By Dat Nguyen   September 5, 2018 | 06:11 pm PT
Vietnam yet to streamline foreigners’ property ownership process
Foreigners' access to title documents remain obstructed by legal challenges. Photo by Reuters
Although Vietnam allows expats to own houses in the country, many of them are finding it challenging to obtain title documents.

Huynh Truc Mai’s Finnish husband was happy when he bought an apartment in District 2, HCMC, two years ago, and was eager to have their names appear as joint owners. But this was denied because he was not Vietnamese.

Mai said: “Eventually my husband had to agree I will be the sole owner of the house on paper. He was upset.”

Mai’s husband is among many foreigners who have bought houses in Vietnam but are unable to get a pink book, which is the title deed to apartments and houses.
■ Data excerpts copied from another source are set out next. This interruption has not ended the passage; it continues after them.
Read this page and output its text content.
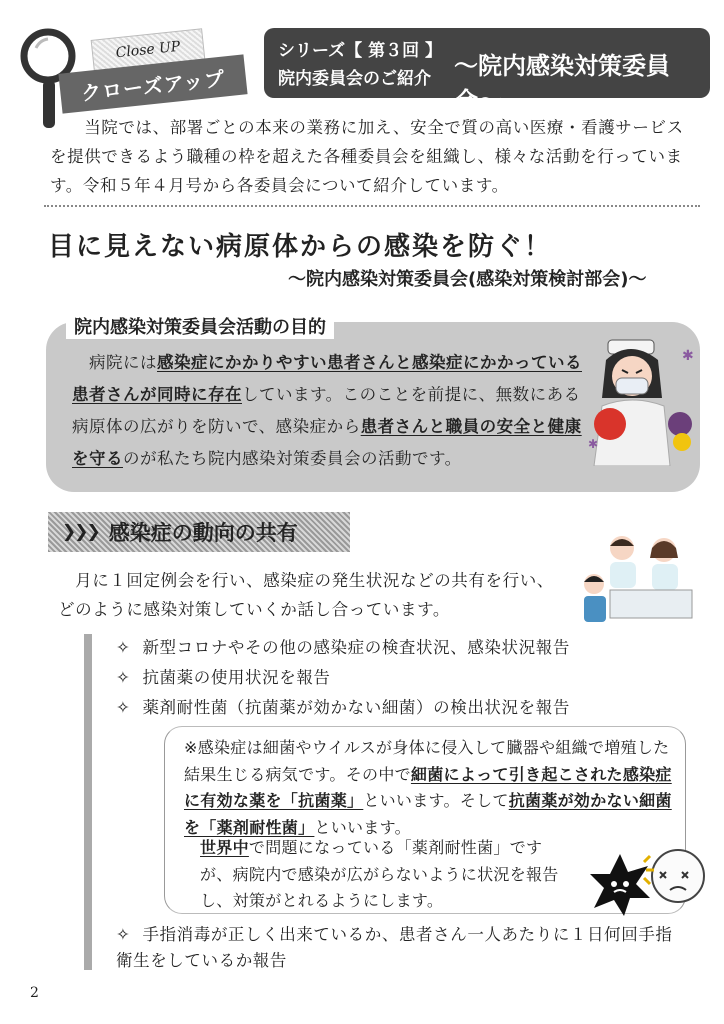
Close UP
クローズアップ
シリーズ【 第３回 】
院内委員会のご紹介 〜院内感染対策委員会〜
　　当院では、部署ごとの本来の業務に加え、安全で質の高い医療・看護サービスを提供できるよう職種の枠を超えた各種委員会を組織し、様々な活動を行っています。令和５年４月号から各委員会について紹介しています。
目に見えない病原体からの感染を防ぐ！
〜院内感染対策委員会(感染対策検討部会)〜
院内感染対策委員会活動の目的
　病院には感染症にかかりやすい患者さんと感染症にかかっている患者さんが同時に存在しています。このことを前提に、無数にある病原体の広がりを防いで、感染症から患者さんと職員の安全と健康を守るのが私たち院内感染対策委員会の活動です。
✱
✱
❯❯❯ 感染症の動向の共有
　月に１回定例会を行い、感染症の発生状況などの共有を行い、どのように感染対策していくか話し合っています。
✧ 新型コロナやその他の感染症の検査状況、感染状況報告
✧ 抗菌薬の使用状況を報告
✧ 薬剤耐性菌（抗菌薬が効かない細菌）の検出状況を報告
※感染症は細菌やウイルスが身体に侵入して臓器や組織で増殖した結果生じる病気です。その中で細菌によって引き起こされた感染症に有効な薬を「抗菌薬」といいます。そして抗菌薬が効かない細菌を「薬剤耐性菌」といいます。
世界中で問題になっている「薬剤耐性菌」ですが、病院内で感染が広がらないように状況を報告し、対策がとれるようにします。
✧ 手指消毒が正しく出来ているか、患者さん一人あたりに１日何回手指衛生をしているか報告
2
Since July 2015 Vietnam has allowed foreigners to buy property except land and not more than 30 percent of a residential quarter or apartment project.

According to the HCMC Real Estate Association (HoREA), foreigners have bought 1,000 apartments since then.

But none has received the pink book yet, real estate businesses told a recent conference.

“Authorities do not reject our application, but they say they have not received detailed instructions on issuing ownership documents to foreigners,” local newspaper Nguoi Lao Dong quoted an executive from giant developer Novaland as saying.

So many foreigners need a Vietnamese to be the nominal owner on their behalf, he added.

National security

Experts said foreigners can own property in Vietnam but the government has yet to provide a clear solution to resolve the paperwork issue.

One of the reasons for this delay is that foreigners can only own properties in locations that do not have a bearing on national security, Tran Trong Tuan, director of the HCMC Department of Construction, told the media.

These areas should be designated by the Ministries of Public Security and Defence, but they haven’t given a specific list yet, he said.

“HCMC has already reported this challenge to the Ministry of Construction and the Prime Minister and is waiting for further instructions.”

Le Hoang Chau, chairman of HoREA, said the Ministry of Construction should announce in which areas foreigners can own property.

The construction ministry should do this when real estate firms apply for the license, he said.

Official data shows there are now 83,500 foreigners working in Vietnam.